Approximately 3% of the human genome is composed of short tandem repeat (STR) DNA sequence known as microsatellites, which can be found in both coding and non-coding regions. When associated with genic regions, expansion of microsatellite repeats beyond a critical threshold causes dozens of neurological repeat expansion disorders. To better understand the molecular pathology of repeat expansion disorders, precise cloning of microsatellite repeat sequence and expansion size is highly valuable. Unfortunately, cloning repeat expansions is often challenging and presents a significant bottleneck to practical investigation. Here, we describe a clear method for seamless and systematic cloning of practically any microsatellite repeat expansion. We use cloning and expansion of GGGGCC repeats, which are the leading genetic cause of amyotrophic lateral sclerosis (ALS) and frontotemporal dementia (FTD), as an example. We employ a recursive directional ligation (RDL) technique to build multiple GGGGCC repeat-containing vectors. We describe methods to validate repeat expansion cloning, including diagnostic restriction digestion, PCR across the repeat, and next-generation long-read MinION nanopore sequencing.

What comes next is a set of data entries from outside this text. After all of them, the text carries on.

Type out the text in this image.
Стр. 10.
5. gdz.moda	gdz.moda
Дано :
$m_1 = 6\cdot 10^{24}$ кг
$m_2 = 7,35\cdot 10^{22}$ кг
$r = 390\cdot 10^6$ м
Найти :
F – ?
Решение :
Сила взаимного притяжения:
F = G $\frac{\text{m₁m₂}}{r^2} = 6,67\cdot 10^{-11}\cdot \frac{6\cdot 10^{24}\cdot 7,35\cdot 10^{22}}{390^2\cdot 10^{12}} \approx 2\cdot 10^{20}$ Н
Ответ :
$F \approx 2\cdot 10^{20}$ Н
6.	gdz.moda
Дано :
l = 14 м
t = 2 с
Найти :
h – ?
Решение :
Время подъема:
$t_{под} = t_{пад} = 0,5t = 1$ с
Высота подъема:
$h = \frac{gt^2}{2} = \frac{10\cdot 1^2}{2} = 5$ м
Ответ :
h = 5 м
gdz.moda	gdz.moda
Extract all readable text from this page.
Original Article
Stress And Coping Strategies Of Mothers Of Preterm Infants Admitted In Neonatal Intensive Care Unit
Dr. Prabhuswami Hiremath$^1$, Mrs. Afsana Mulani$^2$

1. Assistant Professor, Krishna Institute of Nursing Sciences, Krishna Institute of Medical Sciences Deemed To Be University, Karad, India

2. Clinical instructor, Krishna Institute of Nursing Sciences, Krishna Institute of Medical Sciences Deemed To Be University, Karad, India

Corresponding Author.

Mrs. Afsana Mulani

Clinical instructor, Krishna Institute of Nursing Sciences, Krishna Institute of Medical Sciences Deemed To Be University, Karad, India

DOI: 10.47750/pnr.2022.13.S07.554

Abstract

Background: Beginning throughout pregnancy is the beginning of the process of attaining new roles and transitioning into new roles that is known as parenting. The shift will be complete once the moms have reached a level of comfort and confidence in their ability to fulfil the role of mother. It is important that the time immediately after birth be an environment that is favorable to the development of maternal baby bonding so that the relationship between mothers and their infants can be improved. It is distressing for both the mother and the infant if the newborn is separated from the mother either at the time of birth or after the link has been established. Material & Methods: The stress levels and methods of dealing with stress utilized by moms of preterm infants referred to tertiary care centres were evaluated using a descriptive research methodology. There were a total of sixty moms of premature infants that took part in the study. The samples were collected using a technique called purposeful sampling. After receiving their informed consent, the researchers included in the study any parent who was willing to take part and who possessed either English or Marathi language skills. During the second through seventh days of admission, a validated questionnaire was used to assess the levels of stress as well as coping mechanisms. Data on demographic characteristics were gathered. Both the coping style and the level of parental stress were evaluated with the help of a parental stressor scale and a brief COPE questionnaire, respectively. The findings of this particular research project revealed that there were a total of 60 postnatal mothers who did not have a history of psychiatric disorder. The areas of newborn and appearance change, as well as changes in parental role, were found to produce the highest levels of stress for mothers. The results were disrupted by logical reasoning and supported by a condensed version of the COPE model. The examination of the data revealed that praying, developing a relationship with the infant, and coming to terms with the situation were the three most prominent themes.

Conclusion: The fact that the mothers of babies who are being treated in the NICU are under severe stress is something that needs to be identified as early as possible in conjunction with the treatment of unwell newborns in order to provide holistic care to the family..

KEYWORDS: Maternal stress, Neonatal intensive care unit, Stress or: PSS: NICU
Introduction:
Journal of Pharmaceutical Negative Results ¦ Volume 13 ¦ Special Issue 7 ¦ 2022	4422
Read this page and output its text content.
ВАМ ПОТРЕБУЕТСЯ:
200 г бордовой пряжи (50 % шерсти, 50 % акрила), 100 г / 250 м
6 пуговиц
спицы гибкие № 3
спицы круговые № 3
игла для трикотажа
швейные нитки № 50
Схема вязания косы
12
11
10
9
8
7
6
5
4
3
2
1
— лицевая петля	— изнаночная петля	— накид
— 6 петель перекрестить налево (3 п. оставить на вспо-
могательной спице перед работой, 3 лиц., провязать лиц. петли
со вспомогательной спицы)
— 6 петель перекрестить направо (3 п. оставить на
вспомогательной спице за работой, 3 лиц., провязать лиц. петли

Validated cloning of microsatellite repeats beyond the critical expansion threshold can facilitate step-by-step characterization of disease mechanisms at the cellular and molecular level.

大约 3% 的人类基因组由称为微卫星的短串联重复 (STR) DNA 序列组成，可在编码区和非编码区找到。当与基因区域相关时，微卫星重复序列的扩展超出临界阈值会导致数十种神经系统重复序列扩展障碍。为了更好地了解重复扩增障碍的分子病理学，精确克隆微卫星重复序列和扩增大小非常有价值。不幸的是，克隆重复扩展通常具有挑战性，并且是实际研究的重大瓶颈。在这里，我们描述了一种清晰的方法，用于几乎任何微卫星重复扩展的无缝和系统克隆。我们使用 GGGGCC 重复的克隆和扩展，例如，它们是肌萎缩侧索硬化 (ALS) 和额颞叶痴呆 (FTD) 的主要遗传原因。我们采用递归定向连接 (RDL) 技术来构建多个包含 GGGGCC 重复的载体。我们描述了验证重复扩增克隆的方法，包括诊断性限制性消化、重复 PCR 和下一代长读取 MinION 纳米孔测序。超过临界扩展阈值的微卫星重复的验证克隆可以促进在细胞和分子水平上逐步表征疾病机制。包括诊断性限制性消化、重复 PCR 和下一代长读长 MinION 纳米孔测序。超过临界扩展阈值的微卫星重复的验证克隆可以促进在细胞和分子水平上逐步表征疾病机制。包括诊断性限制性消化、重复 PCR 和下一代长读长 MinION 纳米孔测序。超过临界扩展阈值的微卫星重复的验证克隆可以促进在细胞和分子水平上逐步表征疾病机制。